We only have five boys in Ultz’ extraordinary wood-paneled school, so we have to use our imagination (helped by a configuration which involves the audience, with the boys seated amongst us on occasion). In the attic space of the Royal Court Upstairs, he’s also fitted in a bedroom and changing room and the play really does happen all around you.

School life involves sport, a famous choir, some bullying, politics…..just like any old school really. Pharus leads the choir; he’s effeminate and gay and his relationships with his fellow pupils are complicated, particularly with the headmaster’s nephew with whom he has a power struggle. An old master is brought back to teach creative thinking, though what this contributes I’m not sure. In fact, I’m not really sure what playwright Tarell Alvin McCraney is trying to say at all. It’s a slice-of-life play that doesn’t really go anywhere and takes a long time not to do so.

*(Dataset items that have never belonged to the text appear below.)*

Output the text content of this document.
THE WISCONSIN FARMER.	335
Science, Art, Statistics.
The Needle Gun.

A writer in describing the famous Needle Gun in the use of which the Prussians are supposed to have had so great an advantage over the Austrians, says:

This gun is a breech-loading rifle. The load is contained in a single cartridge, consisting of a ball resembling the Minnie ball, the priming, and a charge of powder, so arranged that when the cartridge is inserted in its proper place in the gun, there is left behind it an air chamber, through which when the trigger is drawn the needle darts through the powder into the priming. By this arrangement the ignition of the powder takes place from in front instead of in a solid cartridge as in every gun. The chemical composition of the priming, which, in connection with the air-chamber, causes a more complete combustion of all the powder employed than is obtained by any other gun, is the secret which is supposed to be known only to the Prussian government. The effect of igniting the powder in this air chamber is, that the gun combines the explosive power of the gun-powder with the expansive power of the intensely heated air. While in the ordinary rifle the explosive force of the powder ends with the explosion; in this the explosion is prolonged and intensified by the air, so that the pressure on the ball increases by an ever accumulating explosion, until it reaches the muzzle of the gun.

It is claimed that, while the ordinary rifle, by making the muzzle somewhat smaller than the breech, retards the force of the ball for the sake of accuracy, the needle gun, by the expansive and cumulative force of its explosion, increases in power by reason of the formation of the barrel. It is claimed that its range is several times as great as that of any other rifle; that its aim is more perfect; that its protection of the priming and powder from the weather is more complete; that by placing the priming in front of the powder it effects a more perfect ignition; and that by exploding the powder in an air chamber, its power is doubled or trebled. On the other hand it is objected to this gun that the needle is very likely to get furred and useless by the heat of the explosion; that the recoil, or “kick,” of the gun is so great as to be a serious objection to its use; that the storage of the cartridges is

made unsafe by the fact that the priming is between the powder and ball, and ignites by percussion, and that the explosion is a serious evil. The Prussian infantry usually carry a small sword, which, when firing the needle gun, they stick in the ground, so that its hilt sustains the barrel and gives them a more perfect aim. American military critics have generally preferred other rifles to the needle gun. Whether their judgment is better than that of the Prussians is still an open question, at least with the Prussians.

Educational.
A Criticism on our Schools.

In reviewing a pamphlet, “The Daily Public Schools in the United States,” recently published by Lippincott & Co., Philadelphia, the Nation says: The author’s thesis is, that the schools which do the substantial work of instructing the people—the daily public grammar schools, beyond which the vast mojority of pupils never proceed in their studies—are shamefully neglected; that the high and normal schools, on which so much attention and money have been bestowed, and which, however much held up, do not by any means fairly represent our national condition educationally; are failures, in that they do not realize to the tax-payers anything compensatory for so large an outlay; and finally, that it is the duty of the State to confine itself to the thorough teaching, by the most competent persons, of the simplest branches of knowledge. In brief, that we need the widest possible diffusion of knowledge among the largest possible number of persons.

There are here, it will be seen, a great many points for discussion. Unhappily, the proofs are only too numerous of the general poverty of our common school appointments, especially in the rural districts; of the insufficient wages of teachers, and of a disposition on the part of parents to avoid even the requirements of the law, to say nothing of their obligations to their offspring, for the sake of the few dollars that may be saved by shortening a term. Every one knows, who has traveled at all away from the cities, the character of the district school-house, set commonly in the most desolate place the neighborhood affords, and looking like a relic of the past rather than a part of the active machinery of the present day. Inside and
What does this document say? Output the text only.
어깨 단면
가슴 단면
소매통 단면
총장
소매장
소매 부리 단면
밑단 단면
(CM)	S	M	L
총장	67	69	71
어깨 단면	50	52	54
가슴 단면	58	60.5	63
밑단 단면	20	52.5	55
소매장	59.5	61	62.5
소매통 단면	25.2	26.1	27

Having said that, Dominic Cooke’s production is terrific, largely due to five superb performances from the boys – Dominic Smith, Eric Kofi Abrefa, Kwayedza Kureya, Khali Best & Aron Julius – two of them 2012 drama school graduates (one making his professional debut) and one still studying A-levels! The two adults, Gary McDonald & David Burke, don’t get a look in. In addition to acting, they sing as well as any young choristers I’ve ever heard. The use of music is indeed one of the play’s strengths.

Despite the fact that it didn’t seem to go anywhere, I was engaged for the duration, impressed by the creativity and staging and in awe of the talent.